Quarterly results strongly impacted by very low volumes.
- Revenue down to $313m due to change in perimeter and depressed market conditions
- GGR: after a strong Q4, very low level of multi-client after-sales, weighing on operating margin
- Equipment: sales and margin highly impacted by very low volumes
- Contractual Data Acquisition: a transitional quarter with low but stabilizing marine prices
- EBITDAs1 at $27m
- Operating Income1 at $(81)m
Execution of Transformation Plan well on track
- 3D marine fleet downsized to 5 vessels at the end of Q1, as scheduled
- Good ramp-up of marine multi-client commitments, with 70% of vessel capacity dedicated in Q2 and 60% in Q3
- Operating Cost reduction plan on track
- Capex tightly monitored
- Successful capital increase and French RCF extension completed
Strong cash generation
- Free Cash Flow1 at $118m versus $(20)m last year, mostly driven by positive change in working capital, good execution of the Plan and tight cost management
- Net debt at $2,102m corresponding to a 3.8x leverage ratio, for a year-end net debt targeted below $2.4bn
- Divestment of Multi-Physics Business Line underway
1Figures before Non-Recurring Charges (NRC) related to the Transformation Plan
Commenting on these results, Jean-Georges Malcor, CGG CEO, said:
“As we have already indicated, we have been navigating this quarter in a very depressed market. Our clients are reacting strongly to the prevailing very unfavorable oil prices by continuing to significantly reduce their capital expenditure and headcounts, and this has had a strong impact on our activities. This environment has mostly penalized Sercel and our multi-client after-sales, although the latter had a very good fourth quarter in 2015.
In this context, we are staying focused on what is within our control and in particular operational and HSE performance, adaptation of the Group and delivery of our Transformation Plan, tight control of costs and Capex, and stringent cash management. As a result of this and a positive change in working capital this quarter, we were able to post a positive free cash flow, showing a strong improvement compared to the first quarter of 2015.
Our successful 350 million euro capital increase in February 2016 safeguards the Company’s liquidity. It will enable us, as we announced, to finance our Transformation Plan which we are implementing with vigor and determination and put the Group in the best position for when the market bounces back. We recently received the relevant authorizations for our staff reduction plans and our offshore fleet is now operating with five vessels.

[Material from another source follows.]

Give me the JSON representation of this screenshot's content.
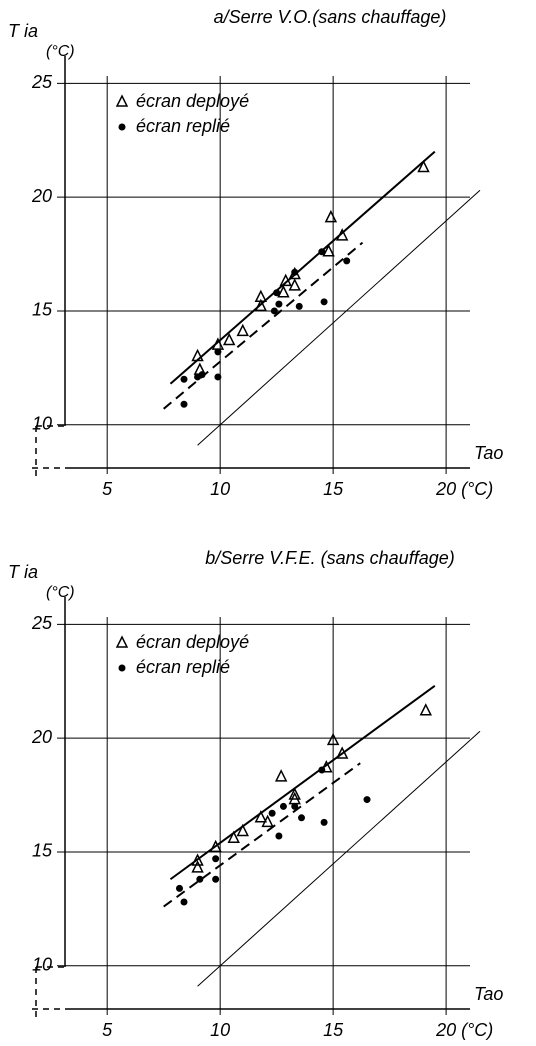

While we continue to expect a depressed environment for the whole year, we should fully benefit from our Transformation Plan in the second half. We remain fully committed to refocusing on our high added-value Geoscience activities and actively managing our cash situation and our balance sheet. We confirm that we are aiming to reach a net debt of less than 2.4 billion dollars by the end of 2016.”